What Pry is suggesting is that North Korea could be borrowing from part of a Soviet Cold War era plan to attack the U.S. with an EMP weapon.

“During the Cold War, the Russians had a secret weapon they called a fractional orbital bombardment system,” he explained. “And the idea was to do a surprise EMP attack against the United States by disguising a warhead as a satellite. Because a satellite trajectory is different from an ICBM trajectory that is aiming to go into a city.

So the whole attack would be to use deception. In this scenario, North Korea would launch a missile on a trajectory that indicated it was sending up a satellite, which it would be, except that when in orbit over the U.S. the thing would be detonated releasing an EMP.

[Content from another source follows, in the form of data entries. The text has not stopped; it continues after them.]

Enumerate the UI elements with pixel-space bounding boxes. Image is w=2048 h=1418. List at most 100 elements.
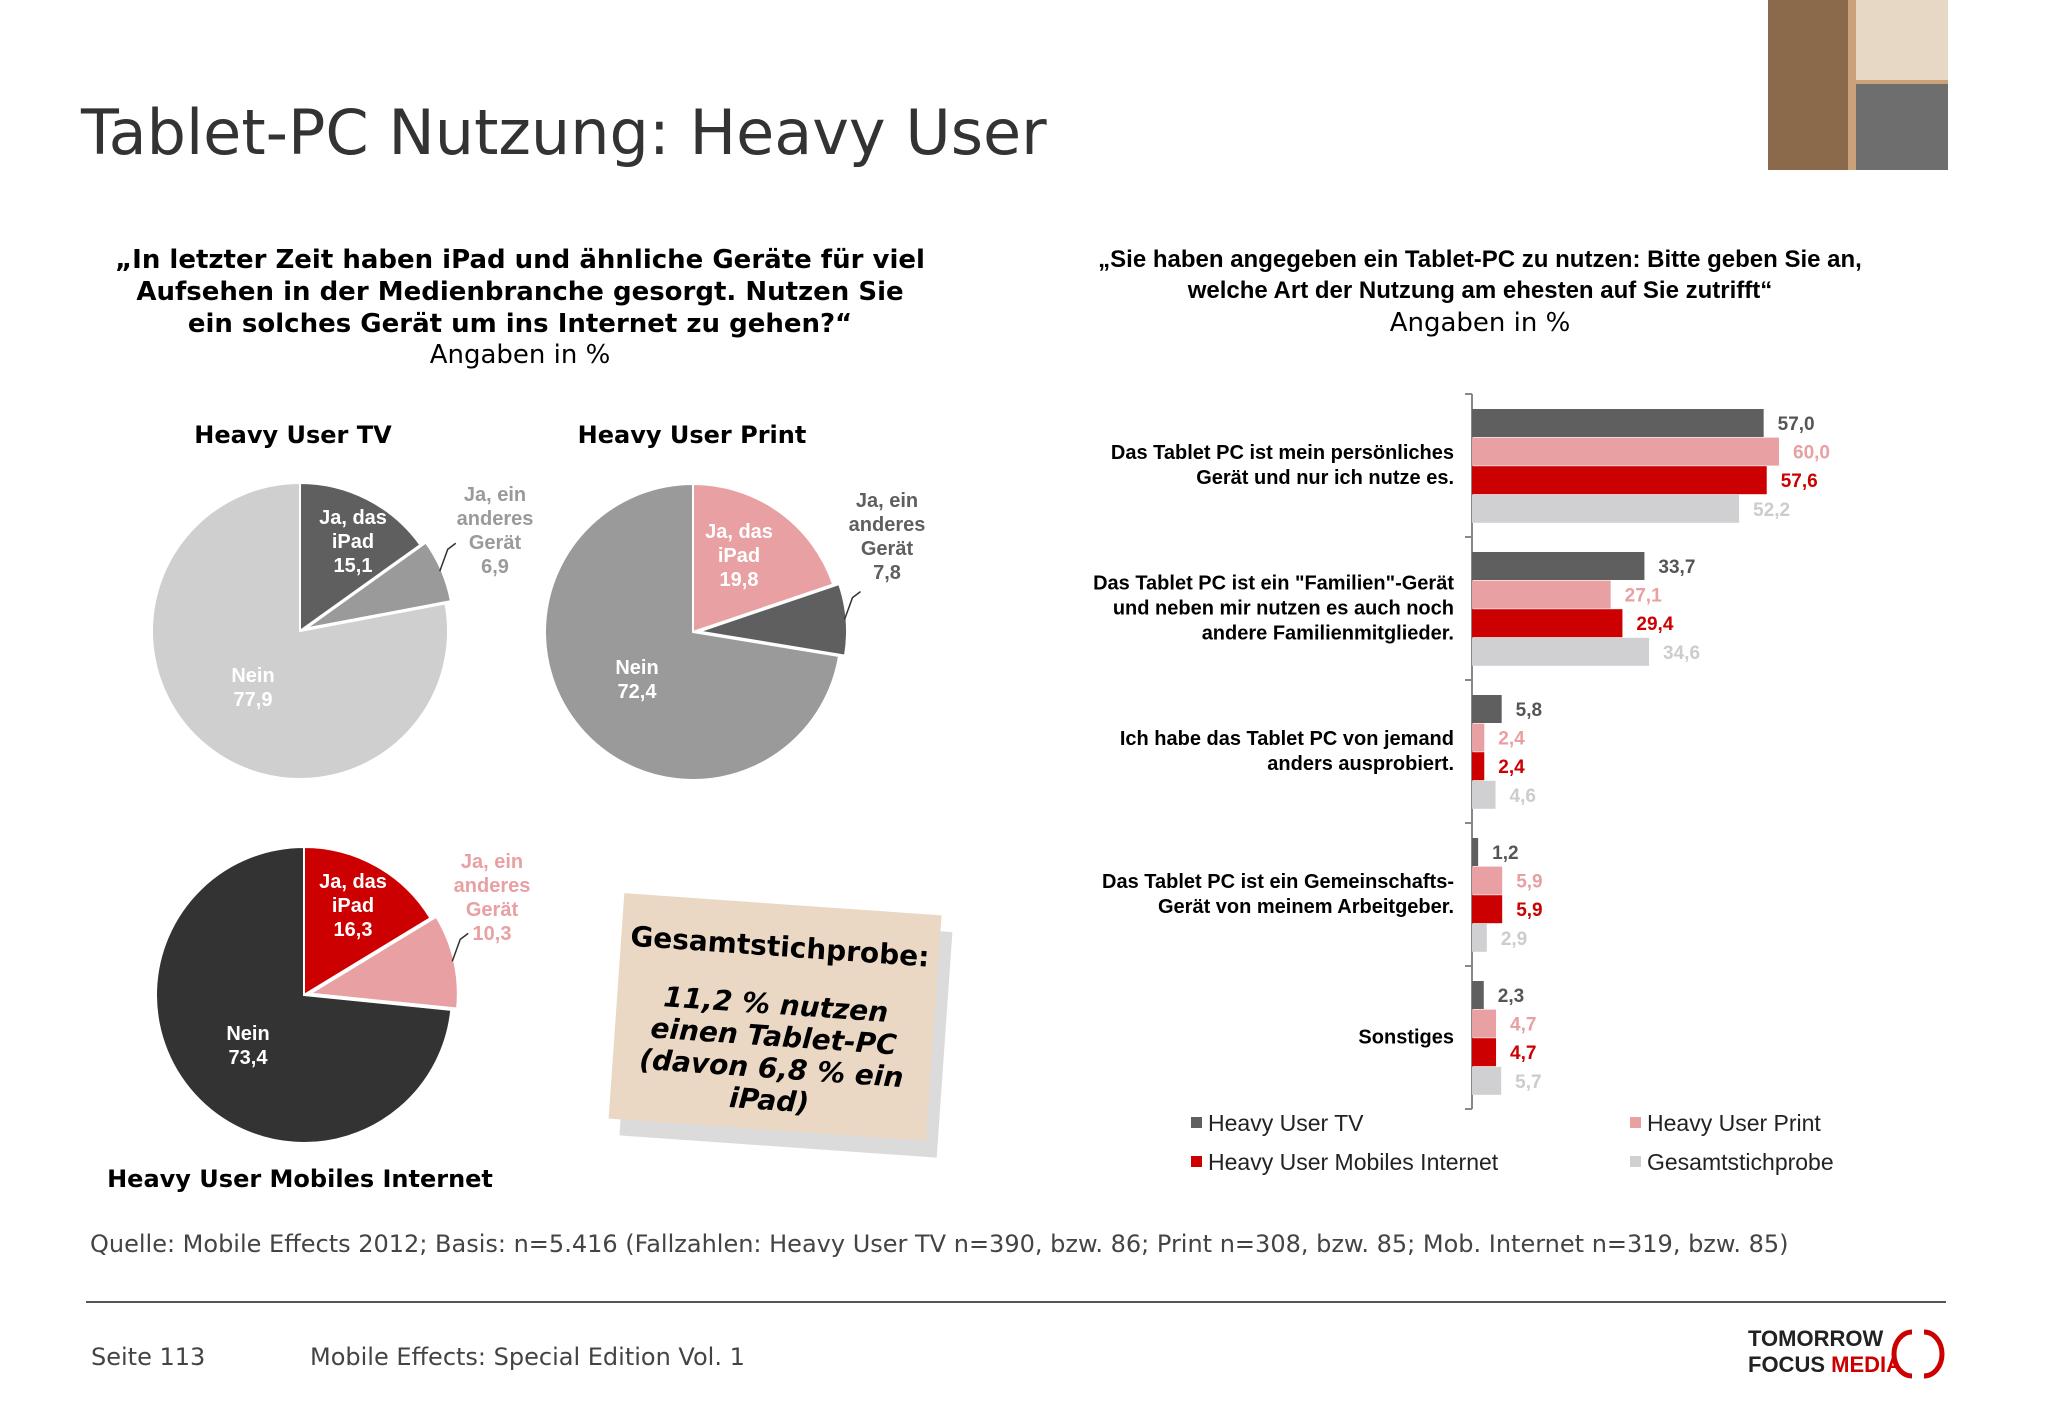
category-label: Das Tablet PC ist ein Gemeinschafts-Gerä…: [1102, 871, 1454, 919]
question: „In letzter Zeit haben iPad und ähnliche…: [115, 245, 925, 339]
pie-category: Ja, ein anderes Gerät: [456, 484, 534, 554]
legend-label: Heavy User TV: [1208, 1110, 1364, 1136]
value-label: 2,4: [1498, 757, 1525, 778]
edition: Mobile Effects: Special Edition Vol. 1: [310, 1343, 745, 1371]
callout: [451, 932, 469, 962]
pie-title: Heavy User Print: [577, 421, 807, 449]
pie-value-label: 7,8: [873, 562, 901, 584]
bar: [1472, 695, 1502, 723]
pie-value-label: 19,8: [719, 569, 759, 591]
value-label: 34,6: [1663, 643, 1700, 664]
pie-label: Ja, ein anderes Gerät 6,9: [452, 483, 538, 579]
pie-slice: [304, 541, 453, 630]
sticky-heading: Gesamtstichprobe:: [629, 919, 931, 974]
callout: [843, 590, 861, 620]
pie-slice: [155, 845, 453, 1144]
sticky-text: 11,2 % nutzen einen Tablet-PC (davon 6,8…: [638, 980, 905, 1120]
legend-swatch: [1630, 1156, 1641, 1167]
bar: [1472, 580, 1611, 609]
bar: [1472, 1038, 1497, 1067]
pie-label: Ja, das iPad 15,1: [307, 506, 399, 578]
pie-label: Ja, ein anderes Gerät 10,3: [449, 850, 535, 946]
pie-slice: [692, 482, 835, 634]
pie-label: Nein 72,4: [591, 656, 683, 704]
category-label: Das Tablet PC ist mein persönliches Gerä…: [1110, 442, 1454, 490]
pie-value-label: 10,3: [472, 923, 512, 945]
sticky-note-shape: [608, 893, 953, 1158]
bar: [1472, 1009, 1497, 1038]
page-number: Seite 113: [91, 1343, 206, 1371]
bar: [1472, 437, 1779, 466]
pie-category: Ja, das iPad: [319, 871, 387, 917]
bar: [1472, 723, 1485, 752]
bar: [1472, 637, 1650, 666]
bar: [1472, 838, 1479, 866]
photo: [1768, 0, 1948, 170]
bar: [1472, 866, 1503, 895]
pie-slice: [151, 481, 449, 780]
logo-text: FOCUS MEDIA: [1748, 1352, 1902, 1378]
bar: [1472, 609, 1623, 638]
logo-text: MEDIA: [1831, 1352, 1903, 1377]
slide-title: Tablet-PC Nutzung: Heavy User: [81, 96, 1047, 169]
pie-title: Heavy User Mobiles Internet: [107, 1165, 493, 1193]
value-label: 33,7: [1658, 557, 1695, 578]
pie-value-label: 16,3: [333, 919, 373, 941]
sticky-note: Gesamtstichprobe: 11,2 % nutzen einen Ta…: [609, 893, 942, 1141]
bar: [1472, 895, 1503, 924]
value-label: 1,2: [1492, 843, 1518, 864]
logo-text: TOMORROW: [1748, 1326, 1884, 1351]
question: „Sie haben angegeben ein Tablet-PC zu nu…: [1098, 246, 1862, 304]
value-label: 29,4: [1636, 614, 1673, 635]
value-label: 27,1: [1625, 586, 1662, 607]
pie-title: Heavy User TV: [194, 421, 392, 449]
pie-label: Nein 77,9: [207, 664, 299, 712]
pie-label: Ja, das iPad 16,3: [307, 870, 399, 942]
pie-category: Nein: [226, 1023, 270, 1045]
legend-swatch: [1191, 1156, 1202, 1167]
value-label: 2,3: [1498, 986, 1524, 1007]
pie-label: Ja, ein anderes Gerät 7,8: [844, 489, 930, 585]
legend-label: Heavy User Mobiles Internet: [1208, 1149, 1499, 1175]
pie-category: Nein: [615, 657, 659, 679]
bar: [1472, 981, 1484, 1009]
pie-category: Ja, ein anderes Gerät: [453, 851, 531, 921]
legend-label: Heavy User Print: [1647, 1110, 1821, 1136]
value-label: 52,2: [1753, 500, 1790, 521]
category-label: Das Tablet PC ist ein "Familien"-Gerät u…: [1093, 572, 1454, 645]
legend-label: Gesamtstichprobe: [1647, 1149, 1834, 1175]
callout: [439, 542, 457, 572]
pie-value-label: 72,4: [617, 681, 657, 703]
logo: TOMORROW FOCUS MEDIA: [1748, 1326, 1902, 1378]
pie-category: Ja, ein anderes Gerät: [848, 490, 926, 560]
pie-category: Nein: [231, 665, 275, 687]
value-label: 2,9: [1501, 929, 1527, 950]
bar: [1472, 1066, 1502, 1095]
question-note: Angaben in %: [429, 340, 611, 370]
pie-category: Ja, das iPad: [705, 521, 773, 567]
pie-value-label: 73,4: [228, 1047, 268, 1069]
value-label: 57,0: [1778, 414, 1815, 435]
logo-mark: [1891, 1329, 1913, 1379]
legend-swatch: [1191, 1117, 1202, 1128]
value-label: 4,6: [1510, 786, 1536, 807]
logo-mark: [1923, 1329, 1945, 1379]
value-label: 5,7: [1515, 1072, 1541, 1093]
category-label: Sonstiges: [1358, 1026, 1454, 1049]
value-label: 2,4: [1498, 729, 1525, 750]
bar: [1472, 752, 1485, 781]
pie-slice: [544, 482, 841, 781]
pie-slice: [698, 582, 848, 657]
pie-value-label: 15,1: [333, 555, 373, 577]
logo-text: FOCUS: [1748, 1352, 1825, 1377]
source: Quelle: Mobile Effects 2012; Basis: n=5.…: [90, 1230, 1789, 1258]
bar: [1472, 552, 1645, 580]
question-note: Angaben in %: [1389, 308, 1571, 338]
pie-value-label: 77,9: [233, 689, 273, 711]
value-label: 5,9: [1516, 872, 1542, 893]
value-label: 60,0: [1793, 443, 1830, 464]
pie-slice: [303, 845, 432, 997]
value-label: 4,7: [1510, 1043, 1536, 1064]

This puts a different spin on the recent missile test by North Korea that was termed a failure.

“The April 29 missile launch looks suspiciously like practice for an EMP attack,” Pry wrote. “The missile was fired on a lofted trajectory, to maximize, not range, but climbing to high-altitude as quickly as possible, where it was successfully fused and detonated — testing everything but an actual nuclear warhead.”

If this theory is correct, then it becomes even more imperative that North Korea not develop nuclear weapons that are small enough to put on a rocket and send into space. With that thought it mind, it’s clear the U.S. intelligence services have their work cut out for them.